According to the Court’s conservative majority, the answer appears to be that the Supreme Court is the ultimate decider of all things—such that its unelected members can wipe out the actions of the democratically elected branches of government with the stroke of a pen.
This is not how things are supposed to work.
[T]he problem is that the Court didn’t acknowledge that in not choosing OSHA, it wasn’t actually choosing states or Congress. It picked itself. In doing so, the Court did not adhere to the confines of its own role under Article III to resolve “cases” and “controversies” between discrete parties.
[T]his is precisely why Breyer closed his opinion with the same question that opened Gorsuch’s: “Underlying everything else in this dispute is a single, simple question: Who decides how much protection, and of what kind, American workers need from COVID-19?”
The majority effectively answered this question by anointing itself in charge.
Breyer saw it that way too. And he didn’t like it: “And then, there is this Court. Its Members are elected by, and accountable to, no one. And we lack the background, competence, and expertise to assess workplace health and safety issues. When we are wise, we know enough to defer on matters like this one. When we are wise, we know not to displace the judgments of experts, acting within the sphere Congress marked out and under Presidential control, to deal with emergency conditions.
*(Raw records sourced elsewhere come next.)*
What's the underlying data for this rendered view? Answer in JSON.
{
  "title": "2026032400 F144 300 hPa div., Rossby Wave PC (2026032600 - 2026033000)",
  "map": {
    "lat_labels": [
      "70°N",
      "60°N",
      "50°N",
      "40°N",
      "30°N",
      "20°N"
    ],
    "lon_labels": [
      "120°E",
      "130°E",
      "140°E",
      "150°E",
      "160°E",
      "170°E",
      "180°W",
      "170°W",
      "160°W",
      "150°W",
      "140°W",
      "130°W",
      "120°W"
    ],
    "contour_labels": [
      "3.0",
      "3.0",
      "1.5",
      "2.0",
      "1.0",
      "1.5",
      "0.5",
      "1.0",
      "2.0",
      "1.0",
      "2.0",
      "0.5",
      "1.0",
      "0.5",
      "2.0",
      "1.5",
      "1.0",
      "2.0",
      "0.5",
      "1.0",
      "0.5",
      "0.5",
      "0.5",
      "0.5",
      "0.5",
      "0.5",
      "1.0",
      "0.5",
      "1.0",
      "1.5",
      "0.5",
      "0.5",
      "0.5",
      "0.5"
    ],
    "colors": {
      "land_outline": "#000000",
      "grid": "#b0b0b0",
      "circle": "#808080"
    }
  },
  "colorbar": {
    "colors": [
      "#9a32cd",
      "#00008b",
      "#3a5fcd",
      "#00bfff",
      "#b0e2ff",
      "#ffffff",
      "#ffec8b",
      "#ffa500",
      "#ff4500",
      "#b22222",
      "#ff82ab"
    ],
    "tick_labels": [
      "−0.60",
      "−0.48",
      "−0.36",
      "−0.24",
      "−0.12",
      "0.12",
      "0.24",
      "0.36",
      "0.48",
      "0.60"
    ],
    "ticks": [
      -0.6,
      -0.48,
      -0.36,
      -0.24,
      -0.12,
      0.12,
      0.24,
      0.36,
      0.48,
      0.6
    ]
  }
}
Today, we are not wise.”
Welcome to the new America, friends. Where the new boss of all bosses is not a king, or a president, or even Congress. It’s five or more elite legal minds with more unaccountable power than anyone—and with very strong opinions about what the law should be.
The five radical Republican justices are turning the United States Supreme Court into a modern-day Star Chamber, a symbol of oppression to the citizenry acting through its elected representatives in Congress.